As always, the answer is CPAN. I can get a good, quick start in nearly anything by installing a CPAN module, and I know it has been tested on Windows already thanks to CPANtesters. And anything I write will be tested six ways from Sunday, too.

So Perl.

A few years ago I hacked out the beginnings of a tokenizer for NLP usage. It really just consisted of a convenient iterator wrapper around some very simple regexes, along with some n-gram type stuff for collocations (not that I've ever had much luck with those - yet). I've revived it and I've been tossing some actual translation jobs at it to see what sticks, and it's nearly ready for release.

I had the revelation, though, that what even NLTK is missing in terms of practical use is that it's a mess trying to retrieve information from documents. So my tokenizer explicitly works with a source document, which can deliver a series of text and formatting commands in a pre-tokenization step. The formatting commands are passed right through by the tokenizer.

Along the way, I realized that to do part-of-speech tagging I was going to need a lexicon. I've got a dumb model of a lexicon running against SQLite (which will be good for job-specific vocabulary), but for the main lexicon in German, it just isn't possible to get around the morphological structure of the German language. So I'm currently adapting the igerman98 ispell dictionary. Its affix script is a pretty good run-down of German morphology, although it doesn't encode parts of speech very accurately. (Nouns are capitalized, of course, and adjectives/adverbs are pretty much "A"-flagged decliners.)

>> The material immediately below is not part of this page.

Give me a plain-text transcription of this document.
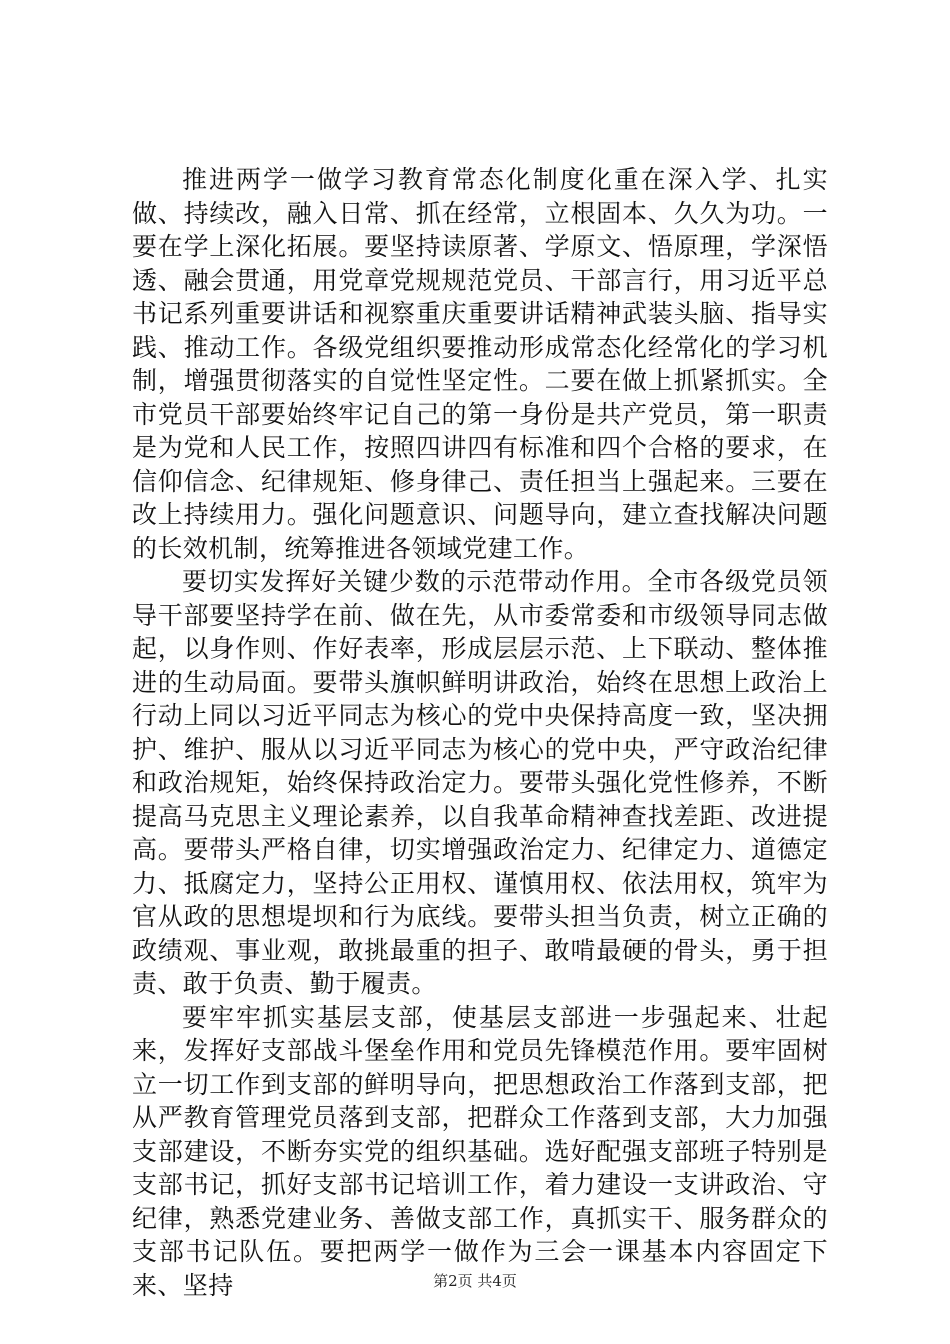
推进两学一做学习教育常态化制度化重在深入学、扎实做、持续改，融入日常、抓在经常，立根固本、久久为功。一要在学上深化拓展。要坚持读原著、学原文、悟原理，学深悟透、融会贯通，用党章党规规范党员、干部言行，用习近平总书记系列重要讲话和视察重庆重要讲话精神武装头脑、指导实践、推动工作。各级党组织要推动形成常态化经常化的学习机制，增强贯彻落实的自觉性坚定性。二要在做上抓紧抓实。全市党员干部要始终牢记自己的第一身份是共产党员，第一职责是为党和人民工作，按照四讲四有标准和四个合格的要求，在信仰信念、纪律规矩、修身律己、责任担当上强起来。三要在改上持续用力。强化问题意识、问题导向，建立查找解决问题的长效机制，统筹推进各领域党建工作。

要切实发挥好关键少数的示范带动作用。全市各级党员领导干部要坚持学在前、做在先，从市委常委和市级领导同志做起，以身作则、作好表率，形成层层示范、上下联动、整体推进的生动局面。要带头旗帜鲜明讲政治，始终在思想上政治上行动上同以习近平同志为核心的党中央保持高度一致，坚决拥护、维护、服从以习近平同志为核心的党中央，严守政治纪律和政治规矩，始终保持政治定力。要带头强化党性修养，不断提高马克思主义理论素养，以自我革命精神查找差距、改进提高。要带头严格自律，切实增强政治定力、纪律定力、道德定力、抵腐定力，坚持公正用权、谨慎用权、依法用权，筑牢为官从政的思想堤坝和行为底线。要带头担当负责，树立正确的政绩观、事业观，敢挑最重的担子、敢啃最硬的骨头，勇于担责、敢于负责、勤于履责。

要牢牢抓实基层支部，使基层支部进一步强起来、壮起来，发挥好支部战斗堡垒作用和党员先锋模范作用。要牢固树立一切工作到支部的鲜明导向，把思想政治工作落到支部，把从严教育管理党员落到支部，把群众工作落到支部，大力加强支部建设，不断夯实党的组织基础。选好配强支部班子特别是支部书记，抓好支部书记培训工作，着力建设一支讲政治、守纪律，熟悉党建业务、善做支部工作，真抓实干、服务群众的支部书记队伍。要把两学一做作为三会一课基本内容固定下来、坚持	第2页 共4页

There's going to be a lot of tweaking involved, but the end result is going to be a pretty good data-based lexicon that can probably fall back on some educated guesses for parts of speech of unknown words.

Here's the kicker. If the part of speech is ambiguous at the word level, Marpa can simply figure it out from context (usually). I think I have a good plan for this, but until I have a reasonable coverage of parts of speech in my lexicon, I won't have anything to experiment with yet.

Soon, though, I'm going to be able to make some specific contributions to making NLP in Perl a reality. I've been talking about doing this for a long, long time indeed. It's exciting to be actually making progress with it for a change.